Black and White Workers and Communists Built a “Civil Rights Unionism” Under Jim Crow
Labor historian Nelson Lichtenstein on why today’s union activists should look to the example of North Carolina black and white tobacco workers, who organized a union and went on strike in the teeth of the Jim Crow South.

Like so many other capitalists of the Second Industrial Revolution, Reynolds and the other tobacco companies recruited and concentrated thousands of rural folk, transforming them into a proletariat that was increasingly conscious of its own oppression. (Bettmann / Getty Images)

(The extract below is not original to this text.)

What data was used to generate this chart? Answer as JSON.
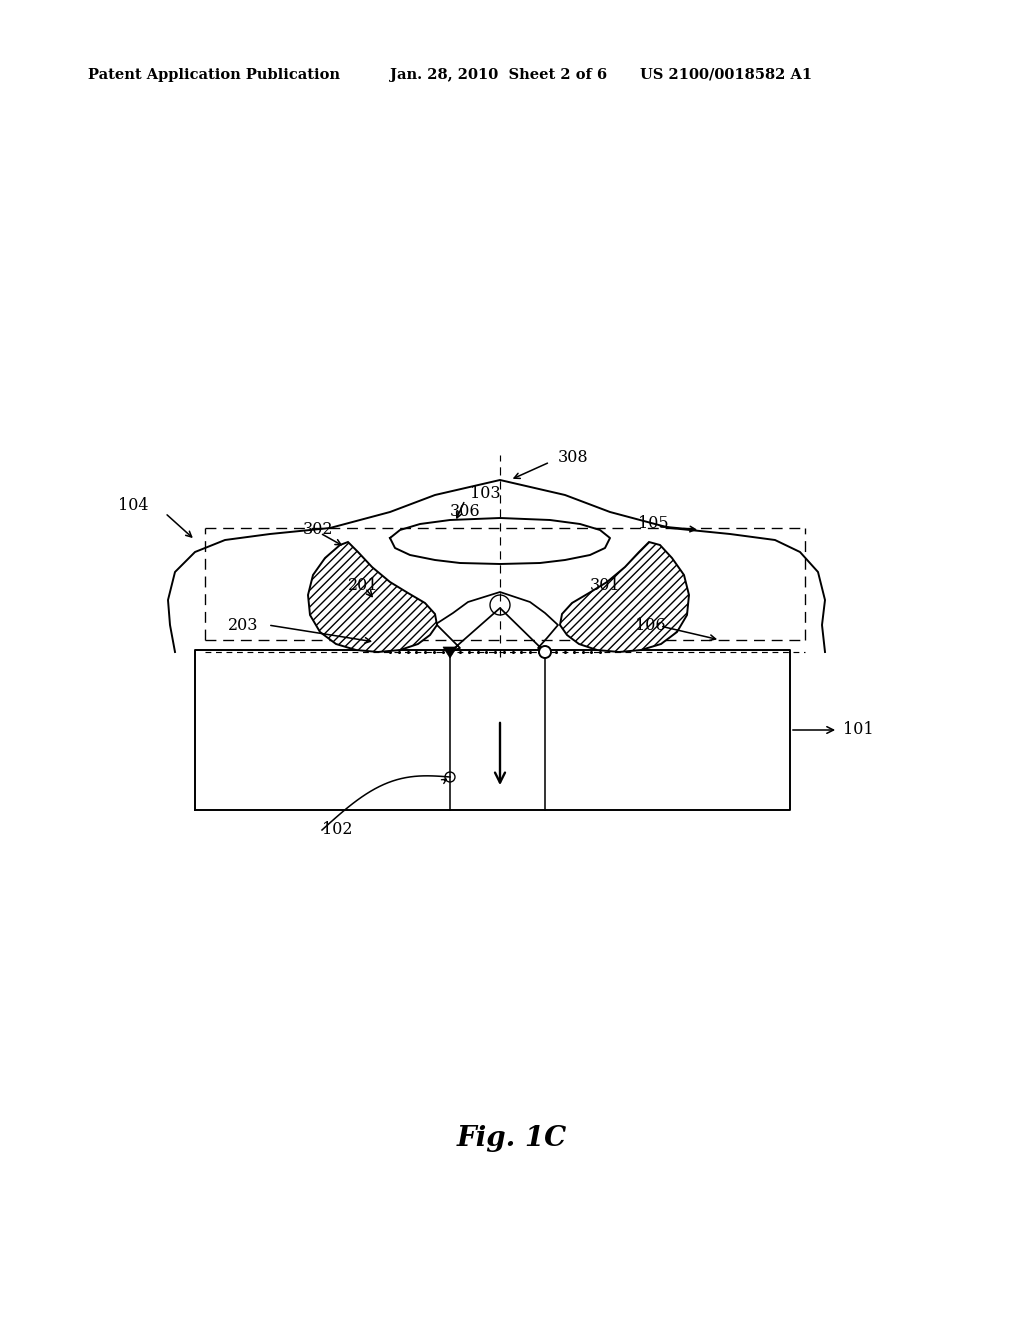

It has been twenty years since Robert Korstad published his landmark history of tobacco worker unionism in the 1940s Piedmont South. But the book has never been more timely. Rereading his Civil Rights Unionism during the summer of 2022 proved a revelatory experience. It is not just that Korstad’s history of African-American efforts to build a trade union in the Jim Crow South is so epic in scope, so intimate in its reconstruction of the hopes and fears of a now forgotten set of heroic men and women, so moving in its tale of freedom lost, won, and lost again.
More important, it is a wonderful companion to the labor headlines of our own twenty-first-century day. Almost every time I finished a chapter, I’d check my Twitter feed to see if there were new developments at Starbucks, Amazon, REI, or Apple. And when there were, I invariably found that Civil Rights Unionism shed some new light on the obstacles and opportunities that workers face when they challenge entrenched power.
There is obviously a world of difference between the unionizing impulse stirring among the sometimes young, multicultural, gender-bending baristas now making trouble at coffee houses around the country and the African-American women who stemmed tobacco eighty years ago in in Winston-Salem. You can’t read Korstad’s book without understanding the difference. But his exploration of race and class power, of authority, subordination, rebellion, and repression also speaks powerfully and persuasively to the young radicals seeking to make a new world in our day.